2º.- Los ciudadanos de todas las villas de España y aun los del extranjero, han decidido ignorar los conocimientos matemáticos más elementales y se han empeñado en disfrutar el 31 de diciembre próximo como el final del siglo XX. Se diría que existe una especie de acuerdo democrático o de rebelión pacífica contra la tiranía de las cifras. Al parecer, este deseo es compartido por todas las clases sociales, sean estas consideradas según los niveles económicos o según sus respectivos grados de formación. Y así, piensan divertirse como quien asiste a un hecho de relevancia histórica que sólo es dado vivir una noche cada 1000 años, los guardianes, abogados, hortelanos, agrimensores, carpinteros, bomberos, ingenieros, canteros, médicos, personal de pompas fúnebres, coadjutores, alguaciles, visionarios, psicólogos, futbolistas, actores, tejedores, escultores, toreros, presbíteros, militares (con y sin graduación), los llamados chulos de toriles, arquitectos y el ramo de la construcción en general, por citar sólo alguna de las profesiones de entre las que se disponen a las fiestas y al jolgorio milenarista.

3º.- Como no podía ser de otra manera, esta Alcaldía se suma a los deseos de los ciudadanos y procurará que la relevancia de esta Nochevieja sea superior (en lo que permitan las arcas públicas, que tras las fiestas vienen los días corrientes) a las que ya son historia y a las que estén por venir. Si el mundo entero se apresta para la holganza y la fiesta, ¿qué puede decir esta Alcaldía en contra de deseos tan loables y extendidos?

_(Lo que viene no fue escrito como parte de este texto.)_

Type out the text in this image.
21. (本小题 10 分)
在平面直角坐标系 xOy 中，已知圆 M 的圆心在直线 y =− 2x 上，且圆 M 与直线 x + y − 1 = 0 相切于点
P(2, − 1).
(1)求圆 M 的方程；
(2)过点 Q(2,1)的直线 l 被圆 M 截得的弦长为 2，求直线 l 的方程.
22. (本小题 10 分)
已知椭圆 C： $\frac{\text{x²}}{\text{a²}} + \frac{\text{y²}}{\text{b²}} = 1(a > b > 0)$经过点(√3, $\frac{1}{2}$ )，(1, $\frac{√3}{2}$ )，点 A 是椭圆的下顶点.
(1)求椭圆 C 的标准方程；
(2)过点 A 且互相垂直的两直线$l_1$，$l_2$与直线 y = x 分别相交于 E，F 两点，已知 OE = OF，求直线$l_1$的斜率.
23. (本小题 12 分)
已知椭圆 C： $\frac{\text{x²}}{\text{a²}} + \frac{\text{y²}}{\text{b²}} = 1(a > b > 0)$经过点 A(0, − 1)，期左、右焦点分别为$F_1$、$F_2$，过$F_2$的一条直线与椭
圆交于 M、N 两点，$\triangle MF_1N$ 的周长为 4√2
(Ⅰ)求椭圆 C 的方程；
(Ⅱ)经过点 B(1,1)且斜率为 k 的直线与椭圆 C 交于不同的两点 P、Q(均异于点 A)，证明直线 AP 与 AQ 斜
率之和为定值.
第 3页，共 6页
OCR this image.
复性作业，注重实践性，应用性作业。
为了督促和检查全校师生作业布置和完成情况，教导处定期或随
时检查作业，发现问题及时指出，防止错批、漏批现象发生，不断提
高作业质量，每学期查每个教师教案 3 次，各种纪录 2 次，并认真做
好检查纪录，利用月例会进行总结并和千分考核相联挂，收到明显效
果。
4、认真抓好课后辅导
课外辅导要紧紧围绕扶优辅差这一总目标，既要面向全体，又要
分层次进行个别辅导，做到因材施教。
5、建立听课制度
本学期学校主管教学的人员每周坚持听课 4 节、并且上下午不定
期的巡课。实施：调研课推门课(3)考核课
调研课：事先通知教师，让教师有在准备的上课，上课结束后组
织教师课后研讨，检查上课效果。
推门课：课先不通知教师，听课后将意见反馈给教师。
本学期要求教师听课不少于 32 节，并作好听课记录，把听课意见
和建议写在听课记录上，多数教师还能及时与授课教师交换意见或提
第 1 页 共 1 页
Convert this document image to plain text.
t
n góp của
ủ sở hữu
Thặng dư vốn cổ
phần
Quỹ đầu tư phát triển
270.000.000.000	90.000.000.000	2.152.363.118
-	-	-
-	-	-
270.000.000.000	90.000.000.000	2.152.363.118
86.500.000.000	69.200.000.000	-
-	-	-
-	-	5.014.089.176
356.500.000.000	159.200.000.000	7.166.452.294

4º.- Sepan todos cuantos este Bando vieren que he dado orden a la Policía Municipal de que, sin abandonar la dureza de su cometido en lo que se refiere a atajar los desmanes, corregir a los ligeros, proteger a los débiles y velar por la seguridad de todos, se muestren más indulgentes en la represión y en la reprensión de las conductas que puedan ser atribuidas a los excesos de comportamiento de quienes participan en el bullicio comunal y, con ello, confieren sentido a las fiestas: que no todo puede ser desplegar comportamientos intachables y mantener conversaciones en voz baja. En las fiestas está tan permitidas la exhibición pública de la alegría como las voces que son necesarias para anunciarla.

A modo de colofón de estas consideraciones, entonen sus voces los flamencos; preparen sus vestimentas los más pulidos; abran sus huchas los niños; moderen sus ahorros los previsores; hagan un paréntesis en sus angustias los deprimidos; establezcan consensos con sus iguales los discordantes; mitiguen sus ansias las muchachadas en los bailes por venir; prepárense los amantes que suelen enternecerse en los días especiales con los que terminan midiendo la permanencia de sus afectos, y congratúlense los mayores de haber vivido en dos milenios distintos, que es cosa de mucho tronío y a la que muy poca gente puede aspirar en el devenir de la Historia.